Justement, il y avait un petit défi dans ce premier show qui consistait à parler de rock à un public large qui ne s’y connaissait pas forcément. Est-ce que ce nouveau spectacle, qui est moins orienté musique, a été plus facile à écrire ?
T.V : C’était très facile pour moi de savoir dès le début que je ne voulais pas refaire un spectacle sur le rock. Je voulais de parler de moi, c’était déjà le cas dans le premier ceci dit. Et j’avais énormément d’anecdotes à raconter sur moi, mes sorties de scènes… J’ai bossé avec Benjamin Parent comme co-auteur. On a tout écrit ensemble. Il m’a vachement aidé à recomposer le puzzle. J’avais des idées qui partaient dans tous les sens. On s’est rendu compte que la « presque célébrité », c’était un thème fort que je voulais réutiliser. Le titre du spectacle (« Presque célèbre », ndlr) vient de là.

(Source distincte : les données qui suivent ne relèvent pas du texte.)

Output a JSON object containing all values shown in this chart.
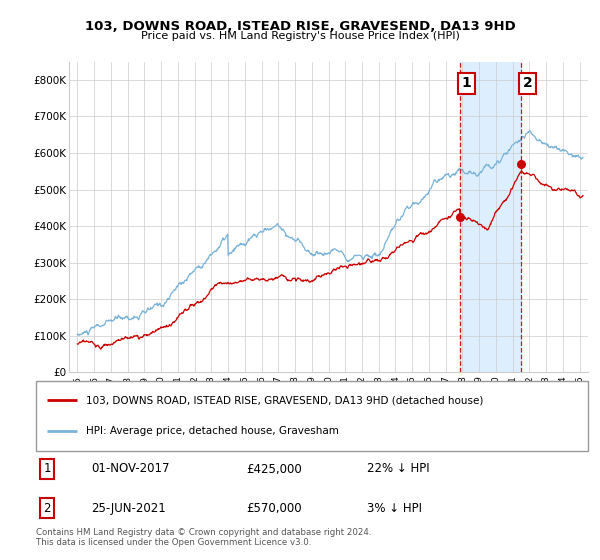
{
  "title": "103, DOWNS ROAD, ISTEAD RISE, GRAVESEND, DA13 9HD",
  "subtitle": "Price paid vs. HM Land Registry's House Price Index (HPI)",
  "ylim": [
    0,
    850000
  ],
  "yticks": [
    0,
    100000,
    200000,
    300000,
    400000,
    500000,
    600000,
    700000,
    800000
  ],
  "ytick_labels": [
    "£0",
    "£100K",
    "£200K",
    "£300K",
    "£400K",
    "£500K",
    "£600K",
    "£700K",
    "£800K"
  ],
  "xlim_left": 1994.5,
  "xlim_right": 2025.5,
  "sale1_date_num": 2017.833,
  "sale1_price": 425000,
  "sale1_label": "1",
  "sale2_date_num": 2021.486,
  "sale2_price": 570000,
  "sale2_label": "2",
  "red_line_color": "#cc0000",
  "blue_line_color": "#7ab3d9",
  "shade_color": "#ddeeff",
  "grid_color": "#cccccc",
  "dot_color": "#cc0000",
  "legend_red_label": "103, DOWNS ROAD, ISTEAD RISE, GRAVESEND, DA13 9HD (detached house)",
  "legend_blue_label": "HPI: Average price, detached house, Gravesham",
  "footnote": "Contains HM Land Registry data © Crown copyright and database right 2024.\nThis data is licensed under the Open Government Licence v3.0.",
  "background_color": "#ffffff"
}
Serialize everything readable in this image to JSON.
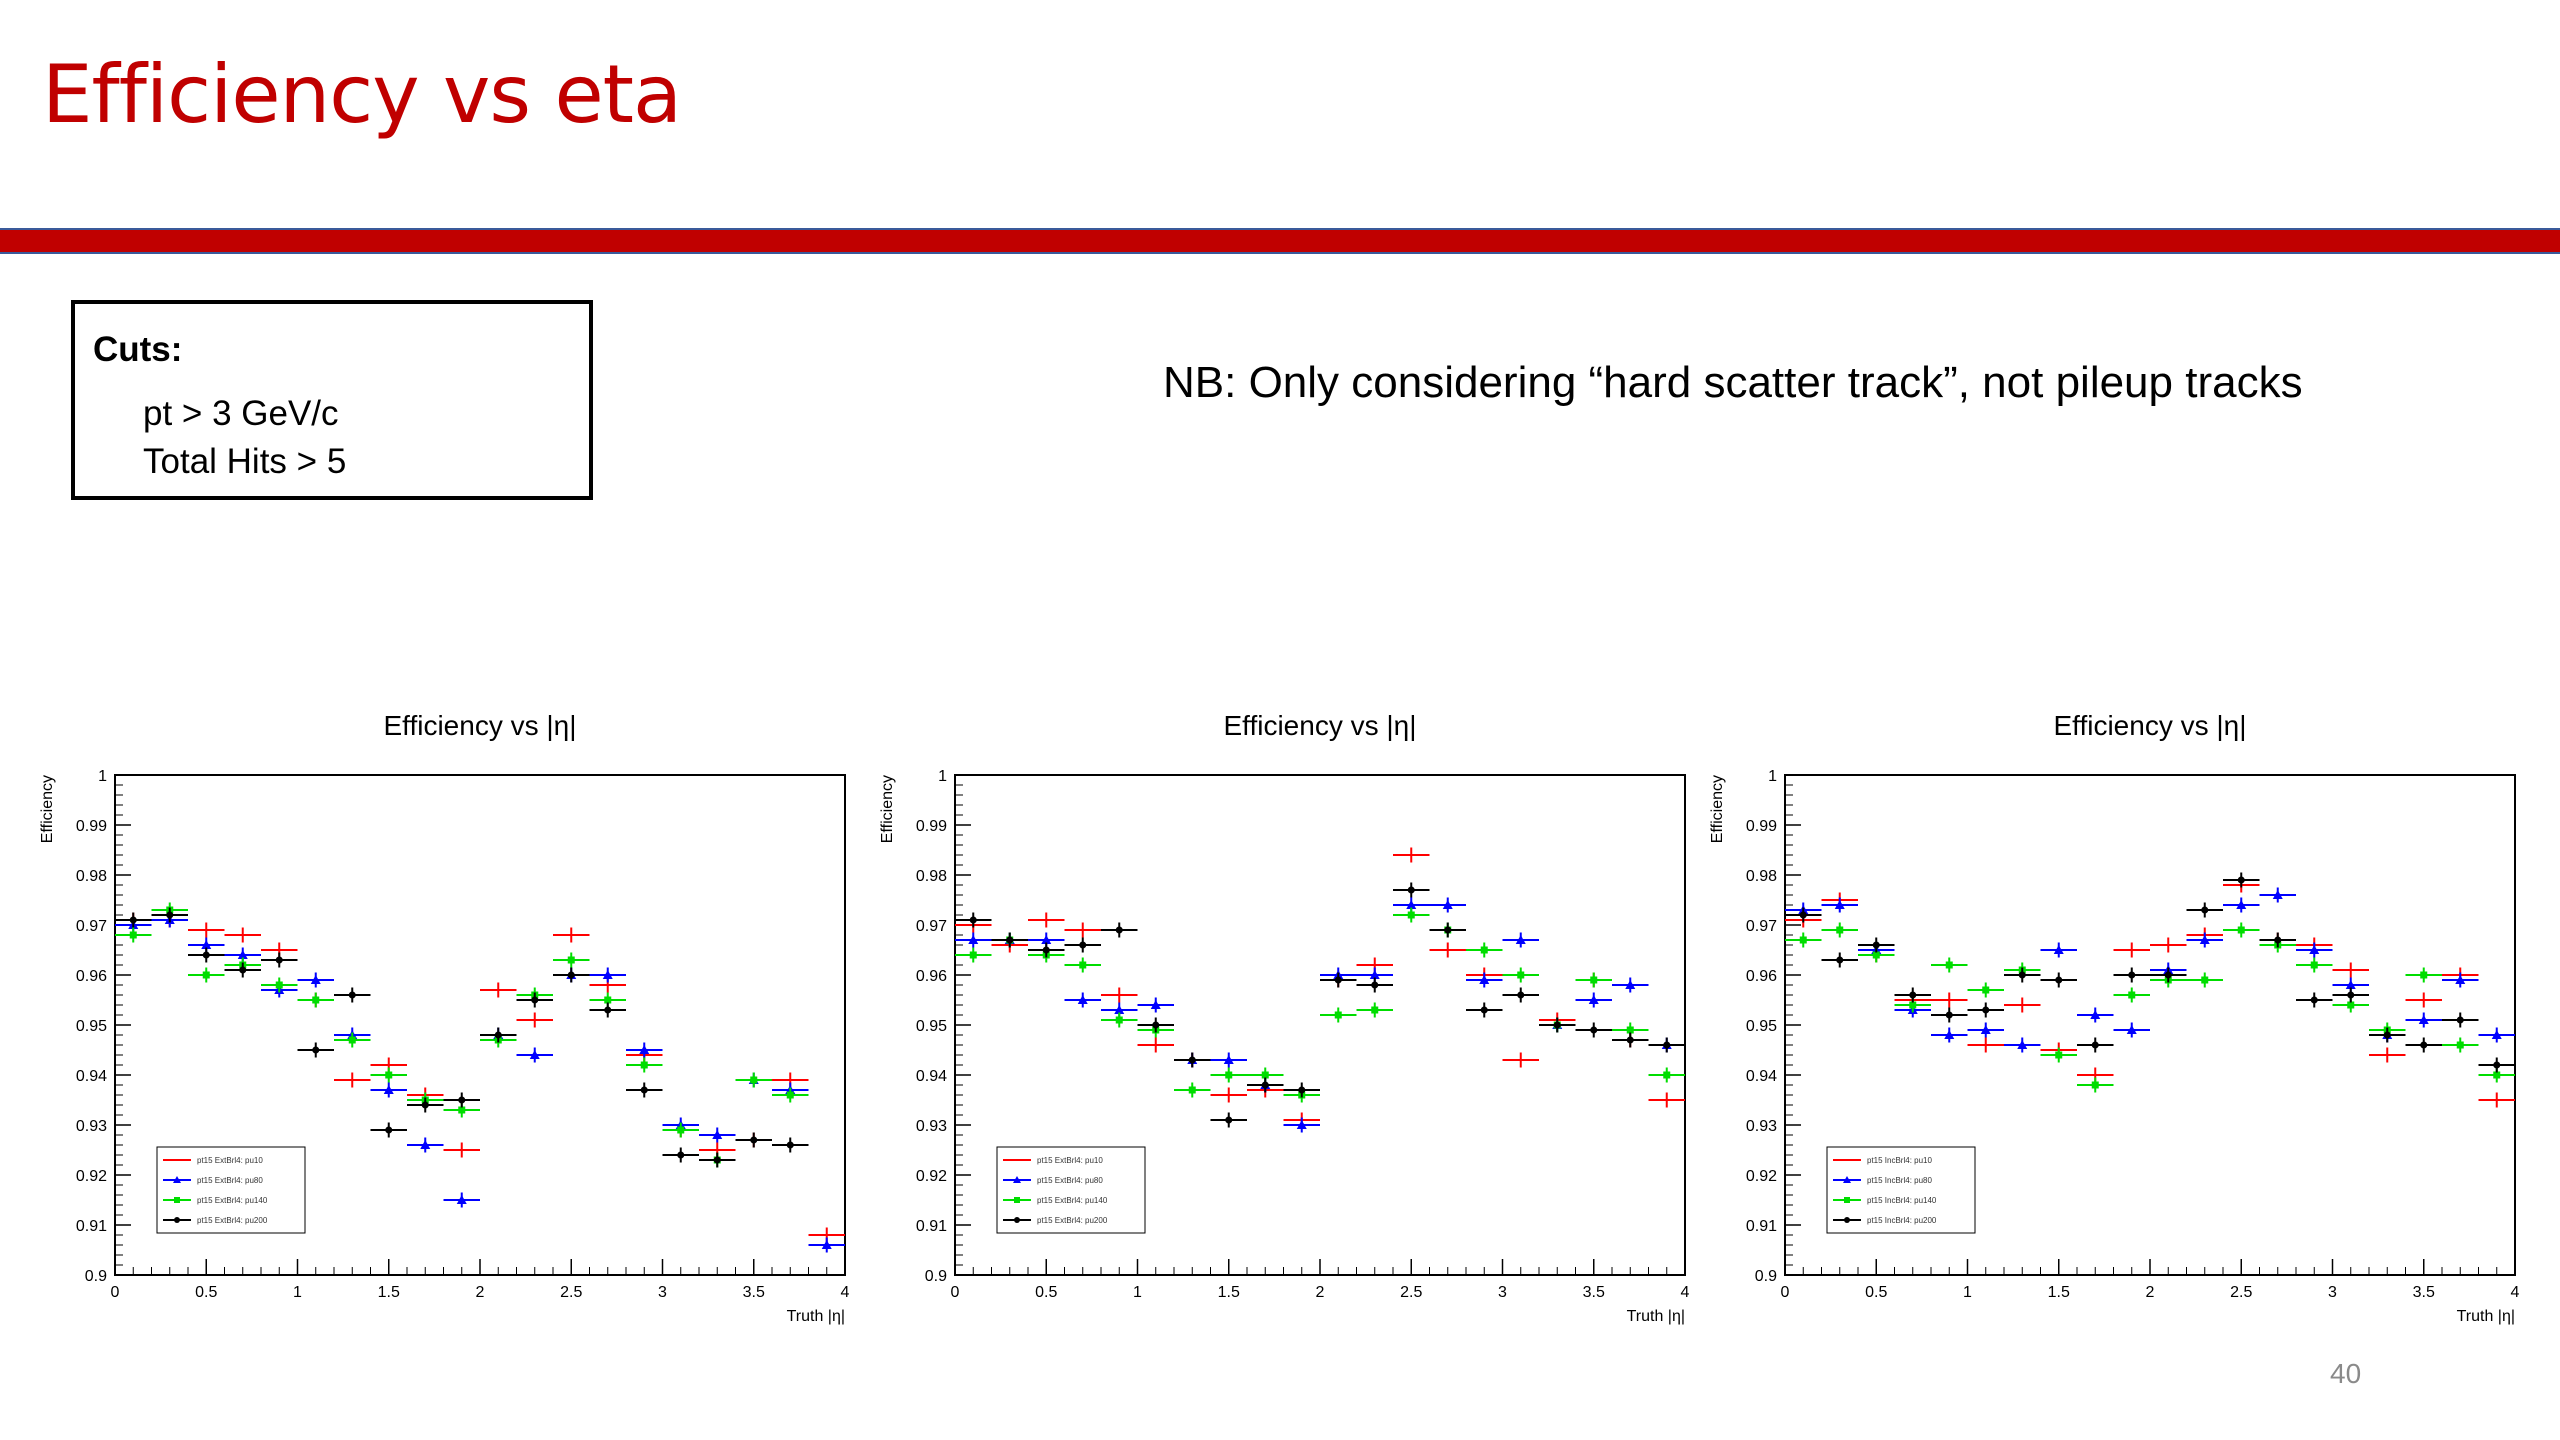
{
  "slide": {
    "title": "Efficiency vs eta",
    "cuts_title": "Cuts:",
    "cuts": [
      "pt > 3 GeV/c",
      "Total Hits > 5"
    ],
    "note": "NB: Only considering “hard scatter track”, not pileup tracks",
    "page_number": "40",
    "title_color": "#c00000"
  },
  "chart_data": [
    {
      "type": "scatter",
      "title": "Efficiency vs |η|",
      "xlabel": "Truth |η|",
      "ylabel": "Efficiency",
      "xlim": [
        0,
        4
      ],
      "ylim": [
        0.9,
        1.0
      ],
      "xticks": [
        "0",
        "0.5",
        "1",
        "1.5",
        "2",
        "2.5",
        "3",
        "3.5",
        "4"
      ],
      "yticks": [
        "0.9",
        "0.91",
        "0.92",
        "0.93",
        "0.94",
        "0.95",
        "0.96",
        "0.97",
        "0.98",
        "0.99",
        "1"
      ],
      "legend_position": "bottom-left",
      "series": [
        {
          "name": "pt15 ExtBrl4: pu10",
          "color": "#ff0000",
          "marker": "none",
          "x": [
            0.1,
            0.3,
            0.5,
            0.7,
            0.9,
            1.1,
            1.3,
            1.5,
            1.7,
            1.9,
            2.1,
            2.3,
            2.5,
            2.7,
            2.9,
            3.1,
            3.3,
            3.5,
            3.7,
            3.9
          ],
          "y": [
            0.971,
            0.971,
            0.969,
            0.968,
            0.965,
            0.955,
            0.939,
            0.942,
            0.936,
            0.925,
            0.957,
            0.951,
            0.968,
            0.958,
            0.944,
            0.929,
            0.925,
            0.927,
            0.939,
            0.908
          ]
        },
        {
          "name": "pt15 ExtBrl4: pu80",
          "color": "#0000ff",
          "marker": "triangle",
          "x": [
            0.1,
            0.3,
            0.5,
            0.7,
            0.9,
            1.1,
            1.3,
            1.5,
            1.7,
            1.9,
            2.1,
            2.3,
            2.5,
            2.7,
            2.9,
            3.1,
            3.3,
            3.5,
            3.7,
            3.9
          ],
          "y": [
            0.97,
            0.971,
            0.966,
            0.964,
            0.957,
            0.959,
            0.948,
            0.937,
            0.926,
            0.915,
            0.948,
            0.944,
            0.96,
            0.96,
            0.945,
            0.93,
            0.928,
            0.939,
            0.937,
            0.906
          ]
        },
        {
          "name": "pt15 ExtBrl4: pu140",
          "color": "#00dd00",
          "marker": "square",
          "x": [
            0.1,
            0.3,
            0.5,
            0.7,
            0.9,
            1.1,
            1.3,
            1.5,
            1.7,
            1.9,
            2.1,
            2.3,
            2.5,
            2.7,
            2.9,
            3.1,
            3.3,
            3.5,
            3.7
          ],
          "y": [
            0.968,
            0.973,
            0.96,
            0.962,
            0.958,
            0.955,
            0.947,
            0.94,
            0.935,
            0.933,
            0.947,
            0.956,
            0.963,
            0.955,
            0.942,
            0.929,
            0.923,
            0.939,
            0.936
          ]
        },
        {
          "name": "pt15 ExtBrl4: pu200",
          "color": "#000000",
          "marker": "circle",
          "x": [
            0.1,
            0.3,
            0.5,
            0.7,
            0.9,
            1.1,
            1.3,
            1.5,
            1.7,
            1.9,
            2.1,
            2.3,
            2.5,
            2.7,
            2.9,
            3.1,
            3.3,
            3.5,
            3.7
          ],
          "y": [
            0.971,
            0.972,
            0.964,
            0.961,
            0.963,
            0.945,
            0.956,
            0.929,
            0.934,
            0.935,
            0.948,
            0.955,
            0.96,
            0.953,
            0.937,
            0.924,
            0.923,
            0.927,
            0.926
          ]
        }
      ]
    },
    {
      "type": "scatter",
      "title": "Efficiency vs |η|",
      "xlabel": "Truth |η|",
      "ylabel": "Efficiency",
      "xlim": [
        0,
        4
      ],
      "ylim": [
        0.9,
        1.0
      ],
      "xticks": [
        "0",
        "0.5",
        "1",
        "1.5",
        "2",
        "2.5",
        "3",
        "3.5",
        "4"
      ],
      "yticks": [
        "0.9",
        "0.91",
        "0.92",
        "0.93",
        "0.94",
        "0.95",
        "0.96",
        "0.97",
        "0.98",
        "0.99",
        "1"
      ],
      "legend_position": "bottom-left",
      "series": [
        {
          "name": "pt15 ExtBrl4: pu10",
          "color": "#ff0000",
          "marker": "none",
          "x": [
            0.1,
            0.3,
            0.5,
            0.7,
            0.9,
            1.1,
            1.3,
            1.5,
            1.7,
            1.9,
            2.1,
            2.3,
            2.5,
            2.7,
            2.9,
            3.1,
            3.3,
            3.5,
            3.7,
            3.9
          ],
          "y": [
            0.97,
            0.966,
            0.971,
            0.969,
            0.956,
            0.946,
            0.943,
            0.936,
            0.937,
            0.931,
            0.959,
            0.962,
            0.984,
            0.965,
            0.96,
            0.943,
            0.951,
            0.959,
            0.947,
            0.935
          ]
        },
        {
          "name": "pt15 ExtBrl4: pu80",
          "color": "#0000ff",
          "marker": "triangle",
          "x": [
            0.1,
            0.3,
            0.5,
            0.7,
            0.9,
            1.1,
            1.3,
            1.5,
            1.7,
            1.9,
            2.1,
            2.3,
            2.5,
            2.7,
            2.9,
            3.1,
            3.3,
            3.5,
            3.7,
            3.9
          ],
          "y": [
            0.967,
            0.967,
            0.967,
            0.955,
            0.953,
            0.954,
            0.943,
            0.943,
            0.938,
            0.93,
            0.96,
            0.96,
            0.974,
            0.974,
            0.959,
            0.967,
            0.95,
            0.955,
            0.958,
            0.946
          ]
        },
        {
          "name": "pt15 ExtBrl4: pu140",
          "color": "#00dd00",
          "marker": "square",
          "x": [
            0.1,
            0.3,
            0.5,
            0.7,
            0.9,
            1.1,
            1.3,
            1.5,
            1.7,
            1.9,
            2.1,
            2.3,
            2.5,
            2.7,
            2.9,
            3.1,
            3.3,
            3.5,
            3.7,
            3.9
          ],
          "y": [
            0.964,
            0.967,
            0.964,
            0.962,
            0.951,
            0.949,
            0.937,
            0.94,
            0.94,
            0.936,
            0.952,
            0.953,
            0.972,
            0.969,
            0.965,
            0.96,
            0.95,
            0.959,
            0.949,
            0.94
          ]
        },
        {
          "name": "pt15 ExtBrl4: pu200",
          "color": "#000000",
          "marker": "circle",
          "x": [
            0.1,
            0.3,
            0.5,
            0.7,
            0.9,
            1.1,
            1.3,
            1.5,
            1.7,
            1.9,
            2.1,
            2.3,
            2.5,
            2.7,
            2.9,
            3.1,
            3.3,
            3.5,
            3.7,
            3.9
          ],
          "y": [
            0.971,
            0.967,
            0.965,
            0.966,
            0.969,
            0.95,
            0.943,
            0.931,
            0.938,
            0.937,
            0.959,
            0.958,
            0.977,
            0.969,
            0.953,
            0.956,
            0.95,
            0.949,
            0.947,
            0.946
          ]
        }
      ]
    },
    {
      "type": "scatter",
      "title": "Efficiency vs |η|",
      "xlabel": "Truth |η|",
      "ylabel": "Efficiency",
      "xlim": [
        0,
        4
      ],
      "ylim": [
        0.9,
        1.0
      ],
      "xticks": [
        "0",
        "0.5",
        "1",
        "1.5",
        "2",
        "2.5",
        "3",
        "3.5",
        "4"
      ],
      "yticks": [
        "0.9",
        "0.91",
        "0.92",
        "0.93",
        "0.94",
        "0.95",
        "0.96",
        "0.97",
        "0.98",
        "0.99",
        "1"
      ],
      "legend_position": "bottom-left",
      "series": [
        {
          "name": "pt15 IncBrl4: pu10",
          "color": "#ff0000",
          "marker": "none",
          "x": [
            0.1,
            0.3,
            0.5,
            0.7,
            0.9,
            1.1,
            1.3,
            1.5,
            1.7,
            1.9,
            2.1,
            2.3,
            2.5,
            2.7,
            2.9,
            3.1,
            3.3,
            3.5,
            3.7,
            3.9
          ],
          "y": [
            0.971,
            0.975,
            0.964,
            0.955,
            0.955,
            0.946,
            0.954,
            0.945,
            0.94,
            0.965,
            0.966,
            0.968,
            0.978,
            0.967,
            0.966,
            0.961,
            0.944,
            0.955,
            0.96,
            0.935
          ]
        },
        {
          "name": "pt15 IncBrl4: pu80",
          "color": "#0000ff",
          "marker": "triangle",
          "x": [
            0.1,
            0.3,
            0.5,
            0.7,
            0.9,
            1.1,
            1.3,
            1.5,
            1.7,
            1.9,
            2.1,
            2.3,
            2.5,
            2.7,
            2.9,
            3.1,
            3.3,
            3.5,
            3.7,
            3.9
          ],
          "y": [
            0.973,
            0.974,
            0.965,
            0.953,
            0.948,
            0.949,
            0.946,
            0.965,
            0.952,
            0.949,
            0.961,
            0.967,
            0.974,
            0.976,
            0.965,
            0.958,
            0.948,
            0.951,
            0.959,
            0.948
          ]
        },
        {
          "name": "pt15 IncBrl4: pu140",
          "color": "#00dd00",
          "marker": "square",
          "x": [
            0.1,
            0.3,
            0.5,
            0.7,
            0.9,
            1.1,
            1.3,
            1.5,
            1.7,
            1.9,
            2.1,
            2.3,
            2.5,
            2.7,
            2.9,
            3.1,
            3.3,
            3.5,
            3.7,
            3.9
          ],
          "y": [
            0.967,
            0.969,
            0.964,
            0.954,
            0.962,
            0.957,
            0.961,
            0.944,
            0.938,
            0.956,
            0.959,
            0.959,
            0.969,
            0.966,
            0.962,
            0.954,
            0.949,
            0.96,
            0.946,
            0.94
          ]
        },
        {
          "name": "pt15 IncBrl4: pu200",
          "color": "#000000",
          "marker": "circle",
          "x": [
            0.1,
            0.3,
            0.5,
            0.7,
            0.9,
            1.1,
            1.3,
            1.5,
            1.7,
            1.9,
            2.1,
            2.3,
            2.5,
            2.7,
            2.9,
            3.1,
            3.3,
            3.5,
            3.7,
            3.9
          ],
          "y": [
            0.972,
            0.963,
            0.966,
            0.956,
            0.952,
            0.953,
            0.96,
            0.959,
            0.946,
            0.96,
            0.96,
            0.973,
            0.979,
            0.967,
            0.955,
            0.956,
            0.948,
            0.946,
            0.951,
            0.942
          ]
        }
      ]
    }
  ]
}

C’était facile de sortir de cette image typée rock ?
T.V : Je voulais en sortir et c’était une idée un peu bête. Par ce que de toute façon le rock et la musique me passionnent depuis toujours et c’est impossible pour moi de m’en défaire. Même si je dis que je ne vais plus parler de musique, malgré tout je me retrouve à faire des allusions sur la musique.
Oui, à Freddy Mercury…
T.V. : Il y a Freddy Mercury et Michel Sardou dont je m’occupe bien aussi. Finalement le rock est resté là malgré moi. Finalement ce n’est pas la peine que je me dise qu’il faut arrêter. Je ne voulais pas que ma passion du rock soit le thème principal. Par contre quelqu’un qui va voir le spectacle peut se dire : « tiens ce mec aime le rock », par ce que c’est un ingrédient qui revient deux, trois fois.
Ta vie de rock-critic, et le côté exaltant qui va avec, te manque-t-elle ?

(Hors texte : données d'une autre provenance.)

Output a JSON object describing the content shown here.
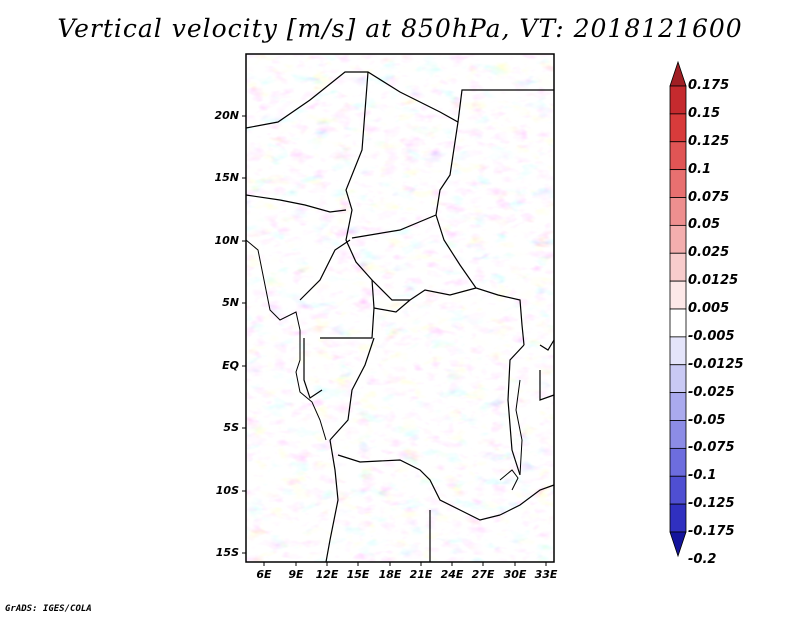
{
  "title": "Vertical velocity [m/s] at 850hPa, VT: 2018121600",
  "map": {
    "lat_labels": [
      "20N",
      "15N",
      "10N",
      "5N",
      "EQ",
      "5S",
      "10S",
      "15S"
    ],
    "lon_labels": [
      "6E",
      "9E",
      "12E",
      "15E",
      "18E",
      "21E",
      "24E",
      "27E",
      "30E",
      "33E"
    ]
  },
  "colorbar": {
    "levels": [
      "0.175",
      "0.15",
      "0.125",
      "0.1",
      "0.075",
      "0.05",
      "0.025",
      "0.0125",
      "0.005",
      "-0.005",
      "-0.0125",
      "-0.025",
      "-0.05",
      "-0.075",
      "-0.1",
      "-0.125",
      "-0.175",
      "-0.2"
    ],
    "colors": [
      "#a01f24",
      "#c52a2e",
      "#d83b3b",
      "#e05555",
      "#e87070",
      "#ee8f8f",
      "#f3aeae",
      "#f8cccc",
      "#fde8e8",
      "#ffffff",
      "#e4e4fa",
      "#c9c9f4",
      "#aaaaee",
      "#8c8ce6",
      "#6d6dde",
      "#4f4fd2",
      "#3030c0",
      "#14149c"
    ]
  },
  "credit": "GrADS: IGES/COLA"
}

T.V. : Uumm… Non. Le métier a été exaltant pour moi les quatre, cinq, premières années. Après je suis devenu rédacteur en chef du magazine. Et le poids des responsabilités a enlevé beaucoup d’exaltation.
Ah oui ?
T.V. : Oui, vraiment (silence)… Du coup, non, cela ne me manque pas du tout. Par ce que je reste toujours autant passionné de musique et je passe toujours beaucoup de temps à en écouter et à en découvrir. Même si il ne s’agit pas de nouveautés, j’adore aller fouiller dans les vieux trucs des années 60, 70 et découvrir des choses qui, pour moi, sont des nouveautés à aimer. Par contre devoir écrire systématiquement mon avis, ce n’est pas quelque chose qui me manque. Moi je finissais par être frustré. J’écoutais plein de disques et on me disait, allez faut écrire une chronique et moi je n’avais pas d’avis… Ouais, c’est bof…

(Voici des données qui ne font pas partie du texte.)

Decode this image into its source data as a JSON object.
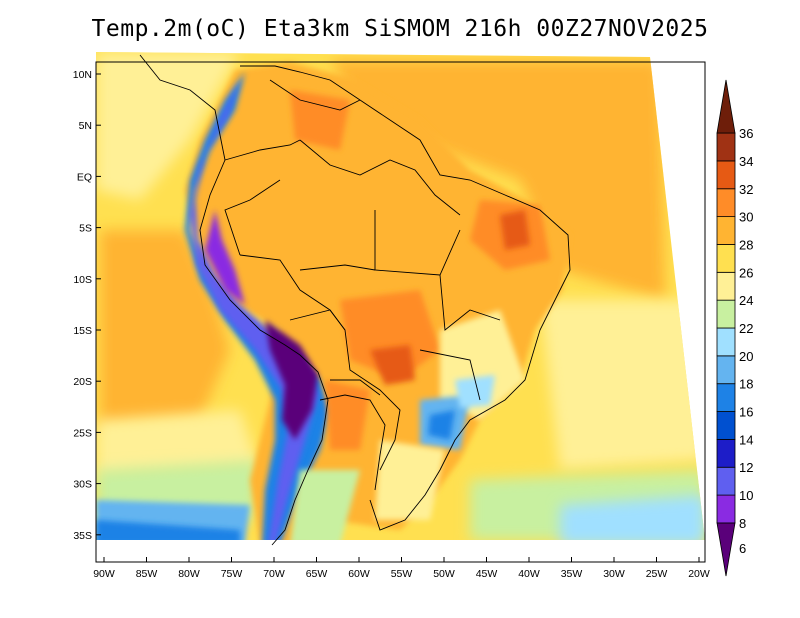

Oui, et puis tu n’as plus le temps d’écouter ce que toi, tu aimes vraiment…
T.V. : Bah oui, c’est ça…
Ton jeu de scène est très physique…
T.V. : C’est vrai. Peut-être trop des fois… Ca vient du théâtre de rue. On était un duo de clowns avec un pote. Quand on arrivait quelque part pour jouer, bien souvent il n’y avait personne et c’était à nous d’attirer le spectateur. Cette « culture » d’aller chercher le public dans les yeux vient de là. Le côté « expansif » vient du théâtre de rue. Mais effectivement, je le concède, j’ai un jeu très physique. J’ai du mal à me retenir et à rester calme… Même en étant très fatigué (rires).
Est-ce que tu as des projets de pièces ou au cinéma ?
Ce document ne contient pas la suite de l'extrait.